The Flora of Svalbard

No means of vegetative reproduction. The flowers are small and little visible, and self-pollination is assumed to be the main mode in Svalbard. Flowering and seed-set are assumed to be quite  regular. Capsules have apical opening which ensures that the seeds only are dispersed at a minimum wind speed. Seed dispersal is often after the first snow fall, which increases the dispersal distance as the seeds are blown across a smooth surface (Savile 1972). Seeds are also dispersed by animals, e.g. geese, that selectively feed on seed capsules (Prop et al. 1984). Secondary dispersal by water or wind. Abundant seed germination from seed bank (Cooper et al. 2004).

Micranthes tenuis may be very similar to M. nivalis, but differs by having a more slender scape which appears almost glabrous when seen without a lens, whereas the scape of M. nivalis is distinctly pubescent, especially the upper 1–2 cm below the inflorescence. Stem hairs in M. tenuis are purple, also the cell walls, and shorter and less curly than those of M. nivalis which are purple only on the glands. Rosette leaves of M. tenuis are rounded with broad teeth pointing outwards, whereas those of M. nivalis are more rhombic with narrower teeth pointing somewhat forwards. The inflorescences of M. tenuis have branches with single flowers, whereas each branch in the inflorescence of M. nivalis usually carries several flowers. The capsule beaks of M. tenuis are also bent more strongly backwards than those of M. nivalis.

Of the four species of Micranthes in Svalbard, M. foliolosa and M. hieraciifolia are easily separable even on their leaves. Micranthes foliolosa has characteristic, obovate or obcuneate leaves with a few triangular teeth in the distal 1/3 only, and the leaves are thin and glabrous; M. hieraciifolia has ovate or lanceolate, subacute or acute leaves with sparse, shallow teeth along the sides, and the leaves are thick and with white, multicellular hairs along the margins and on the lower surface. Micranthes nivalis and M. tenuis both have thick, rounded leaves with obtuse, forward pointing teeth, and they are not easily separable on their leaves alone. However, whereas M. nivalis has a fair amount of white and often some brown hairs along the leaf margins and on the lower surface, M. tenuis only has a scattering of very dark brown hairs on the lower surface.

Not thermophilous, and often occupying the climatically less favourable sites in an area. Almost confined to snowbeds and shallow mires. Sometimes also in moist slopes with abundant soil. In poorly or rarely moderately drained soil, usually fine-grained (clay, loam, fine sand). Seems to be quite indifferent to soil reaction, but perhaps more rare in the acidic areas. Requires abundant protection from snow during winter, and not occurring at exposed sites. Probably little grazed by reindeer or geese.
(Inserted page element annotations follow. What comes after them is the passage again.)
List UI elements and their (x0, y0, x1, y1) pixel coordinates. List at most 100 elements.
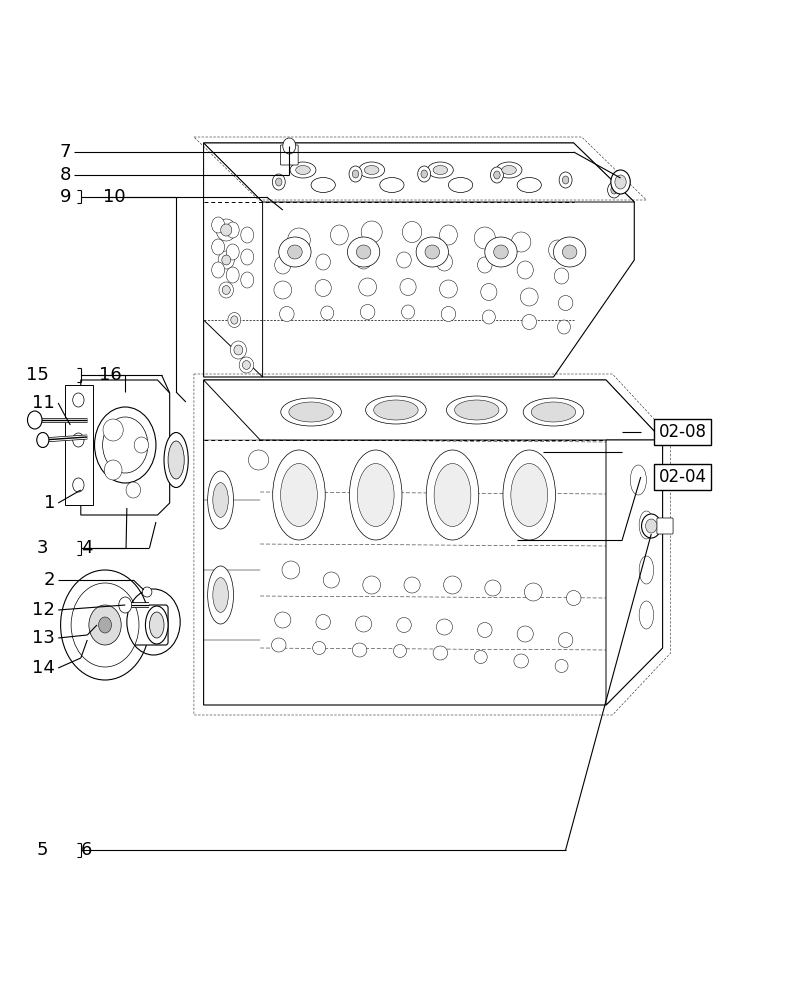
Ellipse shape (142, 587, 152, 597)
Ellipse shape (219, 282, 234, 298)
Ellipse shape (478, 257, 492, 273)
Text: 8: 8 (60, 166, 71, 184)
Ellipse shape (374, 400, 419, 420)
Ellipse shape (474, 227, 495, 249)
Ellipse shape (356, 251, 372, 269)
Ellipse shape (316, 614, 330, 630)
Circle shape (71, 583, 139, 667)
Ellipse shape (37, 432, 49, 448)
Ellipse shape (402, 222, 422, 242)
Ellipse shape (213, 483, 229, 517)
Polygon shape (65, 385, 93, 505)
Ellipse shape (239, 357, 254, 373)
Ellipse shape (427, 450, 478, 540)
Circle shape (89, 605, 121, 645)
Ellipse shape (554, 268, 569, 284)
Ellipse shape (364, 165, 379, 174)
Text: 16: 16 (99, 366, 121, 384)
Ellipse shape (404, 577, 420, 593)
Ellipse shape (350, 450, 402, 540)
Ellipse shape (288, 245, 302, 259)
Text: 5: 5 (37, 841, 48, 859)
Circle shape (73, 478, 84, 492)
Circle shape (418, 166, 431, 182)
Circle shape (646, 519, 657, 533)
Polygon shape (204, 143, 634, 202)
Text: 9: 9 (60, 188, 71, 206)
Ellipse shape (400, 278, 416, 296)
Ellipse shape (323, 572, 339, 588)
Ellipse shape (558, 296, 573, 310)
Ellipse shape (524, 583, 542, 601)
Circle shape (349, 166, 362, 182)
Text: 02-08: 02-08 (659, 423, 706, 441)
Ellipse shape (217, 219, 236, 241)
Ellipse shape (208, 566, 234, 624)
Text: 14: 14 (32, 659, 55, 677)
Text: 10: 10 (103, 188, 126, 206)
Ellipse shape (502, 165, 516, 174)
Ellipse shape (230, 341, 246, 359)
Polygon shape (204, 380, 663, 705)
Ellipse shape (271, 638, 286, 652)
Ellipse shape (134, 437, 149, 453)
Ellipse shape (448, 178, 473, 192)
Ellipse shape (522, 314, 537, 330)
Circle shape (559, 172, 572, 188)
Circle shape (562, 176, 569, 184)
Ellipse shape (280, 306, 294, 322)
Ellipse shape (481, 284, 497, 300)
Ellipse shape (524, 398, 583, 426)
Ellipse shape (485, 580, 501, 596)
Text: 02-04: 02-04 (659, 468, 706, 486)
Ellipse shape (145, 606, 168, 644)
Text: 7: 7 (60, 143, 71, 161)
Ellipse shape (514, 654, 528, 668)
Circle shape (272, 174, 285, 190)
Ellipse shape (553, 237, 586, 267)
Ellipse shape (360, 304, 375, 320)
Ellipse shape (517, 626, 533, 642)
Ellipse shape (290, 162, 316, 178)
Ellipse shape (441, 306, 456, 322)
Text: 1: 1 (44, 494, 55, 512)
Ellipse shape (288, 228, 310, 252)
Text: 13: 13 (32, 629, 55, 647)
Text: 6: 6 (81, 841, 92, 859)
Ellipse shape (221, 224, 232, 236)
Ellipse shape (397, 252, 411, 268)
Ellipse shape (397, 617, 411, 633)
Circle shape (494, 171, 500, 179)
Ellipse shape (356, 616, 372, 632)
Ellipse shape (433, 646, 448, 660)
Ellipse shape (416, 237, 448, 267)
Circle shape (352, 170, 359, 178)
Ellipse shape (222, 286, 230, 294)
Ellipse shape (393, 645, 406, 658)
Circle shape (490, 167, 503, 183)
Ellipse shape (231, 316, 238, 324)
Ellipse shape (474, 650, 487, 664)
Ellipse shape (280, 464, 318, 526)
Ellipse shape (330, 225, 348, 245)
Polygon shape (81, 380, 170, 515)
Ellipse shape (218, 251, 234, 269)
Text: 11: 11 (32, 394, 55, 412)
FancyBboxPatch shape (280, 145, 298, 165)
Ellipse shape (503, 450, 556, 540)
Ellipse shape (440, 280, 457, 298)
Ellipse shape (119, 597, 132, 613)
Ellipse shape (359, 278, 377, 296)
Circle shape (226, 222, 239, 238)
Ellipse shape (639, 556, 654, 584)
Ellipse shape (281, 398, 342, 426)
Ellipse shape (566, 590, 581, 605)
Ellipse shape (213, 578, 229, 612)
Ellipse shape (289, 402, 333, 422)
Circle shape (226, 244, 239, 260)
Ellipse shape (282, 561, 300, 579)
Ellipse shape (532, 402, 575, 422)
Circle shape (241, 227, 254, 243)
Circle shape (642, 514, 661, 538)
Circle shape (611, 170, 630, 194)
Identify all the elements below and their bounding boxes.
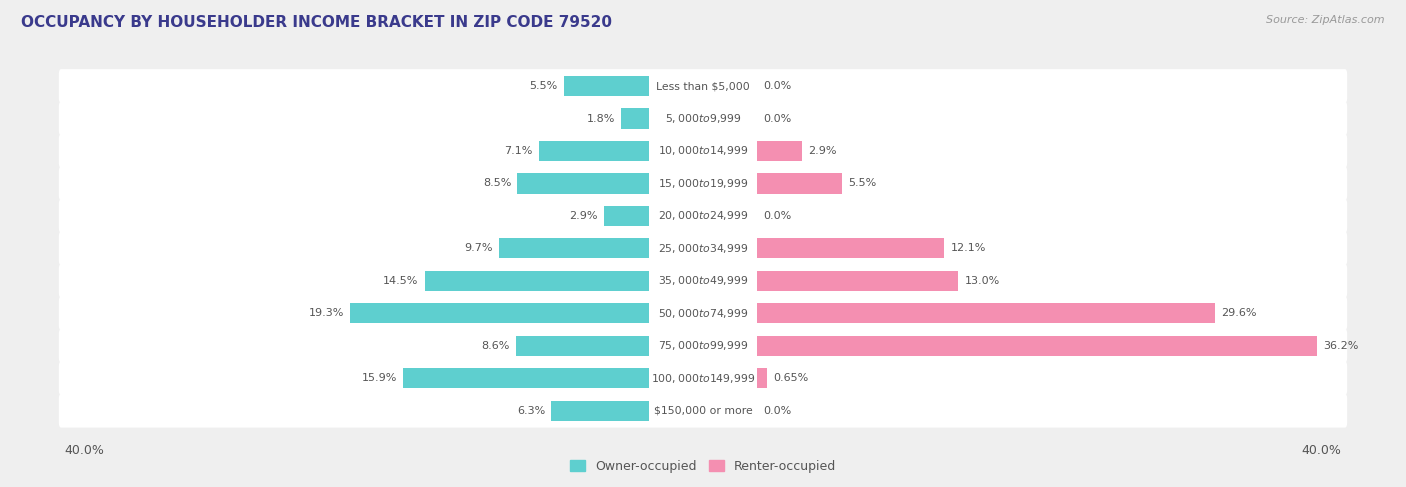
Text: 7.1%: 7.1% [505, 146, 533, 156]
Text: Less than $5,000: Less than $5,000 [657, 81, 749, 91]
Text: Source: ZipAtlas.com: Source: ZipAtlas.com [1267, 15, 1385, 25]
Text: $100,000 to $149,999: $100,000 to $149,999 [651, 372, 755, 385]
Text: $150,000 or more: $150,000 or more [654, 406, 752, 416]
Text: $25,000 to $34,999: $25,000 to $34,999 [658, 242, 748, 255]
Text: $20,000 to $24,999: $20,000 to $24,999 [658, 209, 748, 223]
FancyBboxPatch shape [59, 134, 1347, 168]
Bar [756, 271, 959, 291]
Bar [756, 141, 801, 161]
Legend: Owner-occupied, Renter-occupied: Owner-occupied, Renter-occupied [565, 455, 841, 478]
Bar [605, 206, 650, 226]
Text: $35,000 to $49,999: $35,000 to $49,999 [658, 274, 748, 287]
FancyBboxPatch shape [59, 231, 1347, 265]
Text: 2.9%: 2.9% [569, 211, 598, 221]
Bar [756, 238, 945, 259]
Bar [756, 336, 1317, 356]
Text: $15,000 to $19,999: $15,000 to $19,999 [658, 177, 748, 190]
Text: 8.5%: 8.5% [482, 178, 512, 188]
Bar [499, 238, 648, 259]
Text: 2.9%: 2.9% [808, 146, 837, 156]
FancyBboxPatch shape [59, 102, 1347, 135]
Text: OCCUPANCY BY HOUSEHOLDER INCOME BRACKET IN ZIP CODE 79520: OCCUPANCY BY HOUSEHOLDER INCOME BRACKET … [21, 15, 612, 30]
FancyBboxPatch shape [59, 264, 1347, 298]
Text: $5,000 to $9,999: $5,000 to $9,999 [665, 112, 741, 125]
Bar [756, 368, 768, 388]
Bar [621, 109, 650, 129]
Text: $75,000 to $99,999: $75,000 to $99,999 [658, 339, 748, 352]
Text: 15.9%: 15.9% [361, 373, 396, 383]
Bar [517, 173, 650, 193]
Text: 12.1%: 12.1% [950, 244, 986, 253]
Text: 6.3%: 6.3% [517, 406, 546, 416]
Text: 1.8%: 1.8% [586, 113, 614, 124]
FancyBboxPatch shape [59, 69, 1347, 103]
Text: 14.5%: 14.5% [382, 276, 419, 286]
Text: 13.0%: 13.0% [965, 276, 1000, 286]
Bar [425, 271, 648, 291]
Text: 9.7%: 9.7% [464, 244, 492, 253]
Bar [564, 76, 650, 96]
Text: 0.0%: 0.0% [763, 211, 792, 221]
Text: 36.2%: 36.2% [1323, 341, 1358, 351]
Text: 8.6%: 8.6% [481, 341, 509, 351]
Bar [756, 173, 842, 193]
Text: 19.3%: 19.3% [309, 308, 344, 318]
FancyBboxPatch shape [59, 329, 1347, 363]
Text: 0.65%: 0.65% [773, 373, 808, 383]
Bar [350, 303, 648, 323]
Text: 0.0%: 0.0% [763, 406, 792, 416]
FancyBboxPatch shape [59, 199, 1347, 233]
Text: 0.0%: 0.0% [763, 113, 792, 124]
Text: 5.5%: 5.5% [848, 178, 876, 188]
Text: 5.5%: 5.5% [530, 81, 558, 91]
Text: $50,000 to $74,999: $50,000 to $74,999 [658, 307, 748, 320]
Text: 0.0%: 0.0% [763, 81, 792, 91]
Bar [551, 401, 648, 421]
FancyBboxPatch shape [59, 394, 1347, 428]
Bar [756, 303, 1215, 323]
Text: 29.6%: 29.6% [1220, 308, 1257, 318]
FancyBboxPatch shape [59, 167, 1347, 200]
FancyBboxPatch shape [59, 297, 1347, 330]
FancyBboxPatch shape [59, 361, 1347, 395]
Bar [404, 368, 650, 388]
Bar [538, 141, 648, 161]
Bar [516, 336, 650, 356]
Text: $10,000 to $14,999: $10,000 to $14,999 [658, 145, 748, 157]
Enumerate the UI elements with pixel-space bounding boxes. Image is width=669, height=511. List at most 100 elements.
The group of Micranthes nivalis, M. tenuis, and perhaps 1–2 relatives (the American M. rufopilosa (Hultén) A.E.Porsild and M. gaspensis (Fernald) Small), has not been fully investigated as to molecular variation, but the two species present in Svalbard have been studied in Canada (Healy & Gillespie 2004). Morphologically, the two keep distinct, even when growing in close vicinity (Elven et al. 2011). Whereas M. tenuis is a diploid (2n = 20), M. nivalis is a hexaploid (2n = 60), and there is only a single substantiated report of a tetraploid (from the Yukon Territory, Canada) possibly from the related M. rufopilosa. Until recently (after 2000), the majority of North American authors have not accepted M. tenuis and M. nivalis as different, whereas these two have been accepted as independent species in northern Europe for at least the last 60–80 years. Hybrids have been proposed now and then, but never confirmed. The current evidence is that they are two well different species, often co-occurring in areas (but rarely within sites due to the different ecological demands), but never or very rarely forming any transitional forms.

Cooper, E.J., Alsos, I.G., Hagen, D., Smith, F.M., Coulson, S.J. & Hodkinson, I.D. 2004. Recruitment in the Arctic: diversity and importance of the seed bank. – Journal of Vegetation Science 15: 115−124.

Healy, C. & Gillespie, L.J. 2004. A systematic analysis of the alpine saxifrage complex (Saxifragaceae) in the Canadian Arctic Islands using morphology and chloroplast DNA data. – Canadian Field-Naturalist 118: 326–340.

Prop, J., van Erden, M.R. & Drent, R.H. 1984. Reproductive success of Barnacle Goose Branta leucopsis in relation to food exploitation on the breeding grounds, western Spitsbergen. – Norsk Polarinstitutt Skrifter 181: 87−117.

Savile, D.B.O. 1972. Arctic adaptations in plants. – Canada Department of Agriculture Research Branch Monograph 6. 81 pp.